Önce Amerika Birleşik Devletleri Enerji Bakanlığı'ndan yetkili uzman "Türk Akımı", "Güney Akım"ın halefi olarak gördüklerini ve ekonomik olarak verimsiz bir proje olduğunu söyledi, şimdi de AB Enerji Komiseri Maroş Şefkoviç, "Türk Akımı" gaz boru hattı projesinin ekonomik açıdan kalıcı bir proje olmadığını ve daha rasyonel görüşmelere dönmek gerektiğini belirtti.
Ancak, Ulusal Enerji Güvenliği Fonu Genel Müdürü Konstantin Simonov’a göre, öncelikli öneme sahip olan projenin ekonomik açısından verimli olup olmaması değil, önemli olan bugün itibarıyla bu projeye hiçbir alternatifin olmaması.

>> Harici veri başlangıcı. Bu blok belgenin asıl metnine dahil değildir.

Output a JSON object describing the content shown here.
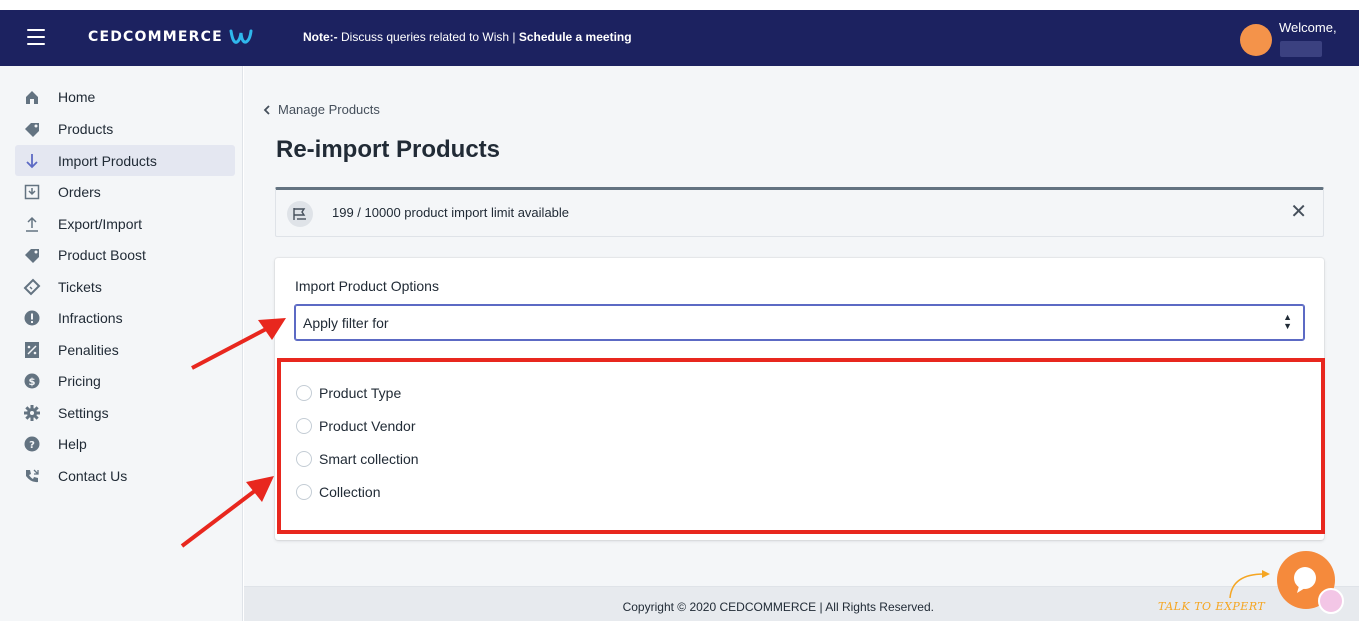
{
  "topbar": {
    "logo_text": "CEDCOMMERCE",
    "note_prefix": "Note:-",
    "note_text": " Discuss queries related to Wish | ",
    "note_link": "Schedule a meeting",
    "welcome": "Welcome,",
    "avatar_color": "#f4934a",
    "brand_color": "#1c2260"
  },
  "sidebar": {
    "items": [
      {
        "label": "Home",
        "icon": "home-icon",
        "active": false
      },
      {
        "label": "Products",
        "icon": "tag-icon",
        "active": false
      },
      {
        "label": "Import Products",
        "icon": "arrow-down-icon",
        "active": true
      },
      {
        "label": "Orders",
        "icon": "inbox-download-icon",
        "active": false
      },
      {
        "label": "Export/Import",
        "icon": "upload-icon",
        "active": false
      },
      {
        "label": "Product Boost",
        "icon": "tag-icon",
        "active": false
      },
      {
        "label": "Tickets",
        "icon": "ticket-icon",
        "active": false
      },
      {
        "label": "Infractions",
        "icon": "alert-icon",
        "active": false
      },
      {
        "label": "Penalities",
        "icon": "percent-icon",
        "active": false
      },
      {
        "label": "Pricing",
        "icon": "dollar-icon",
        "active": false
      },
      {
        "label": "Settings",
        "icon": "gear-icon",
        "active": false
      },
      {
        "label": "Help",
        "icon": "question-icon",
        "active": false
      },
      {
        "label": "Contact Us",
        "icon": "phone-icon",
        "active": false
      }
    ]
  },
  "main": {
    "breadcrumb": "Manage Products",
    "title": "Re-import Products",
    "banner_text": "199 / 10000 product import limit available",
    "card": {
      "label": "Import Product Options",
      "select_value": "Apply filter for",
      "options": [
        {
          "label": "Product Type"
        },
        {
          "label": "Product Vendor"
        },
        {
          "label": "Smart collection"
        },
        {
          "label": "Collection"
        }
      ]
    }
  },
  "footer": {
    "copyright": "Copyright © 2020 CEDCOMMERCE | All Rights Reserved."
  },
  "widget": {
    "talk_label": "TALK TO EXPERT",
    "accent": "#f58a3c"
  },
  "annotation_color": "#e8271e"
}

2019 yılında transit anlaşma bitmiş olacak. Fazla zamanımız kalmadı. Ukrayna'da olup bitenlere baktığımızda, transit anlaşmasından istifade edebilir miyiz? Ben böyle müzakerelerin olabileceğini pek hayal edemiyorum. Ukrayna üzerinden istikrarlı bir geçişi nasıl garanti edebiliriz ki? Bir de Ukrayna ile müzakerelerini hatırlayın. Çok zor ilerleyen görüşmeler butün tarafları yormuştu. Geçen yıl yapılan müzakereler son güne kadar uzadı ve ancak 30 Ekim’de zorlukla bir anlaşmaya varıldı. Ve o mütabakatın süresi 2015 yılının ilk çeyreğinin sonuna kadar. Şimdi her şey tekrardan başlar.

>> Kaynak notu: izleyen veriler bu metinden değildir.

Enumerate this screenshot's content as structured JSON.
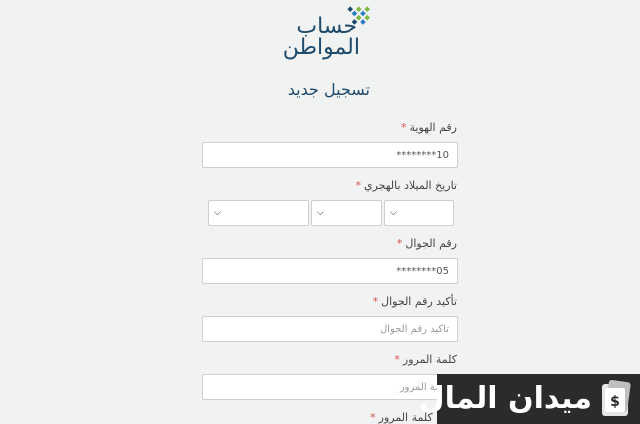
{
  "logo": {
    "line1": "حساب",
    "line2": "المواطن",
    "colors": {
      "green": "#7dbb43",
      "blue": "#2b7bbf",
      "navy": "#1e4a6b"
    }
  },
  "page_title": "تسجيل جديد",
  "required_mark": "*",
  "form": {
    "id_number": {
      "label": "رقم الهوية",
      "value": "10********"
    },
    "dob": {
      "label": "تاريخ الميلاد بالهجري",
      "day": {
        "value": ""
      },
      "month": {
        "value": ""
      },
      "year": {
        "value": ""
      }
    },
    "mobile": {
      "label": "رقم الجوال",
      "value": "05********"
    },
    "confirm_mobile": {
      "label": "تأكيد رقم الجوال",
      "placeholder": "تأكيد رقم الجوال"
    },
    "password": {
      "label": "كلمة المرور",
      "placeholder": "كلمة المرور"
    },
    "confirm_password": {
      "label": "تأكيد كلمة المرور"
    }
  },
  "watermark": {
    "text": "ميدان المال",
    "icon": "money-phone-icon"
  }
}
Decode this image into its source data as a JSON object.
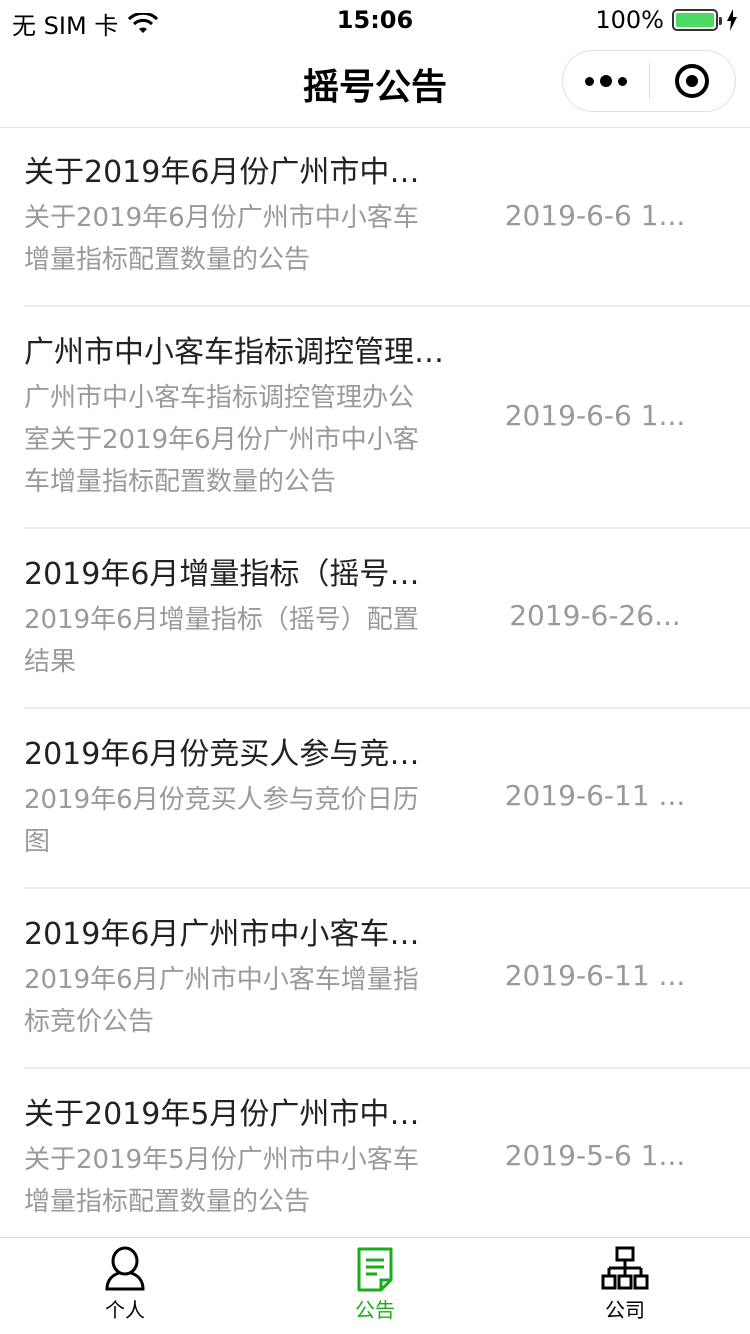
{
  "status_bar": {
    "carrier": "无 SIM 卡",
    "time": "15:06",
    "battery_percent": "100%",
    "battery_level": 1.0
  },
  "nav": {
    "title": "摇号公告",
    "more_icon": "more-dots-icon",
    "close_icon": "target-circle-icon"
  },
  "announcements": [
    {
      "title": "关于2019年6月份广州市中小客车增量指标配置数量的公告",
      "summary_lines": [
        "关于2019年6月份广州市中小客车",
        "增量指标配置数量的公告"
      ],
      "date": "2019-6-6 1..."
    },
    {
      "title": "广州市中小客车指标调控管理办公室关于2019年6月份广州市中小客车增量指标配置数量的公告",
      "summary_lines": [
        "广州市中小客车指标调控管理办公",
        "室关于2019年6月份广州市中小客",
        "车增量指标配置数量的公告"
      ],
      "date": "2019-6-6 1..."
    },
    {
      "title": "2019年6月增量指标（摇号）配置结果",
      "summary_lines": [
        "2019年6月增量指标（摇号）配置",
        "结果"
      ],
      "date": "2019-6-26..."
    },
    {
      "title": "2019年6月份竞买人参与竞价日历图",
      "summary_lines": [
        "2019年6月份竞买人参与竞价日历",
        "图"
      ],
      "date": "2019-6-11 ..."
    },
    {
      "title": "2019年6月广州市中小客车增量指标竞价公告",
      "summary_lines": [
        "2019年6月广州市中小客车增量指",
        "标竞价公告"
      ],
      "date": "2019-6-11 ..."
    },
    {
      "title": "关于2019年5月份广州市中小客车增量指标配置数量的公告",
      "summary_lines": [
        "关于2019年5月份广州市中小客车",
        "增量指标配置数量的公告"
      ],
      "date": "2019-5-6 1..."
    }
  ],
  "tabs": [
    {
      "label": "个人",
      "icon": "person-icon",
      "active": false
    },
    {
      "label": "公告",
      "icon": "document-icon",
      "active": true
    },
    {
      "label": "公司",
      "icon": "org-chart-icon",
      "active": false
    }
  ],
  "colors": {
    "accent": "#1aad19",
    "title_text": "#222222",
    "secondary_text": "#9a9a9a",
    "battery_fill": "#4cd964"
  }
}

Onun için "verimli mi verimsiz mi" dendiği zaman, ‘peki bizim ne gibi seçeneğimiz var?’ diye sormam geliyor. Ukrayna üzerinden geçiş konusu ne yazık ki, 2020 yılı sonrasında pek mümkün gibi görünmüyor. Öte yandan kimsenin konuşmadığı ekonomik bir konu var. Ukrayna gaz taşıma sisteminin onarılması gerekiyor ve bunun için de birkaç milyar dolarlık yatırımlara ihtiyaç var. Kim bu yatırımı yapacak? Ukrayna’nın buna parası yok. Peki 2020 yılından sonra bu hattın güvenliğini kim garanti edecek? Amerikan Chevron şirketinin Ukrayna gaz taşıma sisteminin hissedarı olacak diye söylentiler vardı. Ama nedense hissedarlar arasında Chevron görünmüyor. Muhtemelen onlar da büyük yatırımlar gerektiğinin farkındadırlar.
Bu projenin verimliliği hakkında konuşurken buna bir alternatifin olup olmadığına dikkat etmek gerekir. Biz Avrupa'ya alternatif sunarak Avrupa doğal gaz pazarında kalmak istiyoruz. Ama 2020 yılından sonra Avrupa’ya Ukrayna üzerinden gaz teslimini garanti edemeyeceğimizden, daha 5 yıl önceden kendilerini bilgilendiriyoruz.
Buna karşılık 21. Yüzyıl Türkiye Enstitüsü Enerji güvenliği uzmanı Tuğçe Varol "Türk Akımı'nın" Rusya için ekonomik açıdan hem önemli hem de kârlı bir proje olduğunu ifade ediyor.
EKONOMİK BİR PROJE
Rusya Devlet Duması (Parlamento) Ekonomik Politika, Yenilikçi Gelişme ve Girişimcilik Komitesi Birinci Başkan Yardımcısı Mihail Yemelyanov "Türk Akımı"nın ekonomik açıdan faydalı bir proje olduğunu ve aynı zamanda Batı’nın projeye zarar vermek için kendi baskılarını daha da artıracağını söyledi.
Projenin ekonomik açıdan Rusya'ya fayda getireciği konusunda hiçbir kuşku yok. Fakat bu tür ekonomik projelerde siyasi riskleri de dikkate almak ve hesaba katmak gerekiyor. Bu nedenle, enerji projelerinde siyasi ve ekonomik yönlerini birbirlerinden ayırmak doğru ve gerçekçi olmaz. ABD'ye gelince, tabii ki Türkiye de dahil olmak üzere, bu proje ile ilgili siyasi baskıları olacağı açıktır. Çünkü bu proje onların çıkarına değil. Ancak Türkiye Cumhuriyeti son birkaç yıl içinde defalarca uluslararası arenada kendi özerk ve bağımsız siyaset izlediğini göstermiştir. "Türk Akımı" ile ilgili karar aldığında da bir kez daha kendisini bağımsız, egemen, güçlü bir ülke olarak kanıtladı. Ve bana göre, Türkiye’nin bu tutumu kalıcı bir tutumdur.